# Found this guy today



## Rick (Jul 31, 2007)

Nothing special. I was just surprised to find an adult I guess. He will be released.


----------



## Ben.M (Jul 31, 2007)

Wow, amazing colours  , wish mantids were native to the UK :roll:


----------



## Fisherman_Brazil (Jul 31, 2007)

Know what, I was totally surprised! This creature is very much alike that I found and raised here in Taiwan. Amazing species t certainly it!

Luke


----------



## robo mantis (Jul 31, 2007)

Well chinese arn't realy "native" they were brought here from Asia to control pests.


----------



## Asa (Jul 31, 2007)

> Wow, amazing colours  , wish mantids were native to the UK :roll:


We don't see them a whole lot here

I love the picture!!


----------



## Rick (Jul 31, 2007)

> > Wow, amazing colours  , wish mantids were native to the UK :roll:
> 
> 
> We don't see them a whole lot here
> ...


You should. They should be as common as they're here.


----------



## Asa (Jul 31, 2007)

I don't. I live in a suburbian area. So maybe some of us do.


----------



## RodG (Jul 31, 2007)

Nice photo!!!


----------



## OGIGA (Jul 31, 2007)

Great colors and great photo too.


----------



## Mantis_Whisper (Sep 15, 2007)

I found a male yestreday that looks sorta like him.

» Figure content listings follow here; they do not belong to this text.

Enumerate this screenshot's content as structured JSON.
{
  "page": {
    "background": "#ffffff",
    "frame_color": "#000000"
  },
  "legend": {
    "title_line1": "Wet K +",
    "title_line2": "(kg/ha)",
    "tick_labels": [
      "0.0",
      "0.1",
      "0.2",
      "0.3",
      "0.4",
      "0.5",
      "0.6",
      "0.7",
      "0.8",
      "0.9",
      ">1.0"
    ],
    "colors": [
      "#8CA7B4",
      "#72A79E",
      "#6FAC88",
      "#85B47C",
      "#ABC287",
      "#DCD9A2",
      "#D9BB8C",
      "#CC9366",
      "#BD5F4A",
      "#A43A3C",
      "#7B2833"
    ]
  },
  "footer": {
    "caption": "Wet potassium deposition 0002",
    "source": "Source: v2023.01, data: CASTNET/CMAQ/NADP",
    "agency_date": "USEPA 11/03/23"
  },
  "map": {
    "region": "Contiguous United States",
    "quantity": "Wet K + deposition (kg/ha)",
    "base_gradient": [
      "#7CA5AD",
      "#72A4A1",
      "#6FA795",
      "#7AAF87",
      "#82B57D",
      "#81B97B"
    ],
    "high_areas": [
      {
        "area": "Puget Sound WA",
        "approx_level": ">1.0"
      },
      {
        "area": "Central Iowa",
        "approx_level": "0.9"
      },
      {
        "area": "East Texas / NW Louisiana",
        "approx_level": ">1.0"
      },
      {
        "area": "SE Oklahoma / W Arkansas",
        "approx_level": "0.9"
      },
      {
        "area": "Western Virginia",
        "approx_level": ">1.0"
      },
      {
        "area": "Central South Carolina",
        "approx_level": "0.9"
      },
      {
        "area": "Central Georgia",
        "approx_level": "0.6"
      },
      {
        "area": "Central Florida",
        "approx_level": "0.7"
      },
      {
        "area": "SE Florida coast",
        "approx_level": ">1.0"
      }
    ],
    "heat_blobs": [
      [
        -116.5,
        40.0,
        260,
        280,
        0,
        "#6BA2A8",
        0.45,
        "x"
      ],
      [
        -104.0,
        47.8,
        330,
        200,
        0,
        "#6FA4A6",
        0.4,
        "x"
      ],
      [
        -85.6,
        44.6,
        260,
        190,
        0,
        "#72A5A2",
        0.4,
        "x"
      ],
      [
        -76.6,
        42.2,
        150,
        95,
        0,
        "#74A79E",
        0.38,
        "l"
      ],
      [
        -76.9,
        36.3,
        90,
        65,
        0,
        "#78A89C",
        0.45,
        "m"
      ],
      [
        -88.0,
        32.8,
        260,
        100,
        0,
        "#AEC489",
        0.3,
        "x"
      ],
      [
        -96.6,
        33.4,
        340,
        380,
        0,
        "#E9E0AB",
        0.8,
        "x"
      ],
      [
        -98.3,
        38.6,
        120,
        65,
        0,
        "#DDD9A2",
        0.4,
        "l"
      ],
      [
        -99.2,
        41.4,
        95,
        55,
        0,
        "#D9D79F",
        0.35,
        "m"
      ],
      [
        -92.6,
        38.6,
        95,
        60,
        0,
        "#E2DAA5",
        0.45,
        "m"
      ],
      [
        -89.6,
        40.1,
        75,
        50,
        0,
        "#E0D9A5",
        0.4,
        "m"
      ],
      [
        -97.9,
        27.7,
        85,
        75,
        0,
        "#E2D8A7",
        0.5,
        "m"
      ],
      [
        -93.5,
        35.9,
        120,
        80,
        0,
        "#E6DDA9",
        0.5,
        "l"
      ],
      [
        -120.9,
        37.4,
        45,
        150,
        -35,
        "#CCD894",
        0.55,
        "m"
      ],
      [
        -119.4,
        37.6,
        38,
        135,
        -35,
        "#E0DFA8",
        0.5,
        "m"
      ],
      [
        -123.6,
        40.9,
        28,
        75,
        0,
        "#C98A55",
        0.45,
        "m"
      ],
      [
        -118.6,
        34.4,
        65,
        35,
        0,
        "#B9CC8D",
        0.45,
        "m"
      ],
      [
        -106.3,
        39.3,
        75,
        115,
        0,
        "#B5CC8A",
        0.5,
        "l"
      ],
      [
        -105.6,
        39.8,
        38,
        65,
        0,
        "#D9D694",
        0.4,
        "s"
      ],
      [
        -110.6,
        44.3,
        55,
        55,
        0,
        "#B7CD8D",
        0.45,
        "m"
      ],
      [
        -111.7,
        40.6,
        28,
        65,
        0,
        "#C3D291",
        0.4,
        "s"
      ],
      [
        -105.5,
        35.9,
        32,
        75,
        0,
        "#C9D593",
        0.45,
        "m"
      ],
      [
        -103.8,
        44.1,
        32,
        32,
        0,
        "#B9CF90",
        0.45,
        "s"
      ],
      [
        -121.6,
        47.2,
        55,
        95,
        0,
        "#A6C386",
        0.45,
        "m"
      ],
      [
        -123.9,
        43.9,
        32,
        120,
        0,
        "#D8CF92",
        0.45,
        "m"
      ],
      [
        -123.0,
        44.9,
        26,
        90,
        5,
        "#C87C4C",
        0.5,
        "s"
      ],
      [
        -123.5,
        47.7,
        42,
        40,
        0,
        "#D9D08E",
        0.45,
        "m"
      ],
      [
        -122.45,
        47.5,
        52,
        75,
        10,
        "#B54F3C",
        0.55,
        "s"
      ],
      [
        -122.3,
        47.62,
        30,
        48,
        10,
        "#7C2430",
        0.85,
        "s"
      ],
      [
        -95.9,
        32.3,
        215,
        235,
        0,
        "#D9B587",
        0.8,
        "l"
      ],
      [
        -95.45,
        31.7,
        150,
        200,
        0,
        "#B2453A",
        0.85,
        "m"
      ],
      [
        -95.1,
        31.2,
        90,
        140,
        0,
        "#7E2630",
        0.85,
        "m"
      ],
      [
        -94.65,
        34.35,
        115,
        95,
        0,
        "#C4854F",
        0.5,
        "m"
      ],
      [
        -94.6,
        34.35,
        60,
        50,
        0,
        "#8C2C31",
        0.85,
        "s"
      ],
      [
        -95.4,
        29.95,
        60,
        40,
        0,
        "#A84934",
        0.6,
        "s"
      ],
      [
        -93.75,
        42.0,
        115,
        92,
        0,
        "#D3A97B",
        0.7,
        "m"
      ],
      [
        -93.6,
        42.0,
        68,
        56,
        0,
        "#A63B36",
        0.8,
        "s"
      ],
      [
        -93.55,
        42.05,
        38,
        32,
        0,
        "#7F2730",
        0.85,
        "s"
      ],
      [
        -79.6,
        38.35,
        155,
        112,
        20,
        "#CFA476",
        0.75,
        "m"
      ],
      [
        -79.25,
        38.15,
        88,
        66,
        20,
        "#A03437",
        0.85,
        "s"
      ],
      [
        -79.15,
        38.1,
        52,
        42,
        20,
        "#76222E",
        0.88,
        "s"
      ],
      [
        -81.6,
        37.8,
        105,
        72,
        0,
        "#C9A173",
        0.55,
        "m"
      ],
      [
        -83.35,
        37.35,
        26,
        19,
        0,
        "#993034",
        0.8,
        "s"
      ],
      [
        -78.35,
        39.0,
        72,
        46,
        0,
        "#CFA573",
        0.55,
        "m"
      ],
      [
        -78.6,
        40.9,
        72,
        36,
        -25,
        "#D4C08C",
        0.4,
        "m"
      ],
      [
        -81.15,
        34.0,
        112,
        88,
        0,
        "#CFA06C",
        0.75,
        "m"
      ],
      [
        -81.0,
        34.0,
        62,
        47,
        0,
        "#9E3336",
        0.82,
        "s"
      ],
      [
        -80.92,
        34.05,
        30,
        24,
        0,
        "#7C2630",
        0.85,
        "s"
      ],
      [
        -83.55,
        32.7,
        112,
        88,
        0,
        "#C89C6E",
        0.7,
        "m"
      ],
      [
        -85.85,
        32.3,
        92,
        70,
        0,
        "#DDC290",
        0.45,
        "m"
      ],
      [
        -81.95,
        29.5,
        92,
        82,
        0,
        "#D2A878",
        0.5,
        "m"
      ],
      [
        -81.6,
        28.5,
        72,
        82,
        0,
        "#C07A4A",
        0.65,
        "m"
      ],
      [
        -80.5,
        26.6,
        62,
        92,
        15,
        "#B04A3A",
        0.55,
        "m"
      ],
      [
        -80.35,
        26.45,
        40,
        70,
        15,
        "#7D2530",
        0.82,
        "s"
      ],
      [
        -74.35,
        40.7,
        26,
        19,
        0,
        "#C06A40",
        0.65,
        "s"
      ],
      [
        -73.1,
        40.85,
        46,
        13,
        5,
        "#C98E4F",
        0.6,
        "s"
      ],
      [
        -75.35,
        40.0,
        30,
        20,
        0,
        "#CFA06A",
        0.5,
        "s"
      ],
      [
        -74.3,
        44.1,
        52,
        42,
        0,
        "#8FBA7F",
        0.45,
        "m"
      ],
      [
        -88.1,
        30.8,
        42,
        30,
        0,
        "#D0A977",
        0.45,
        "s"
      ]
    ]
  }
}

He's brown with a green tint, I love him.  

Yours is adorable though.


----------



## the mantinator (Sep 17, 2007)

i found nine of those yesterday.


----------



## Rick (Sep 17, 2007)

> i found nine of those yesterday.


I can as well everytime i go out. I know he was not anything special. Look at the date of the post, I was just surprised to find adults at that time.


----------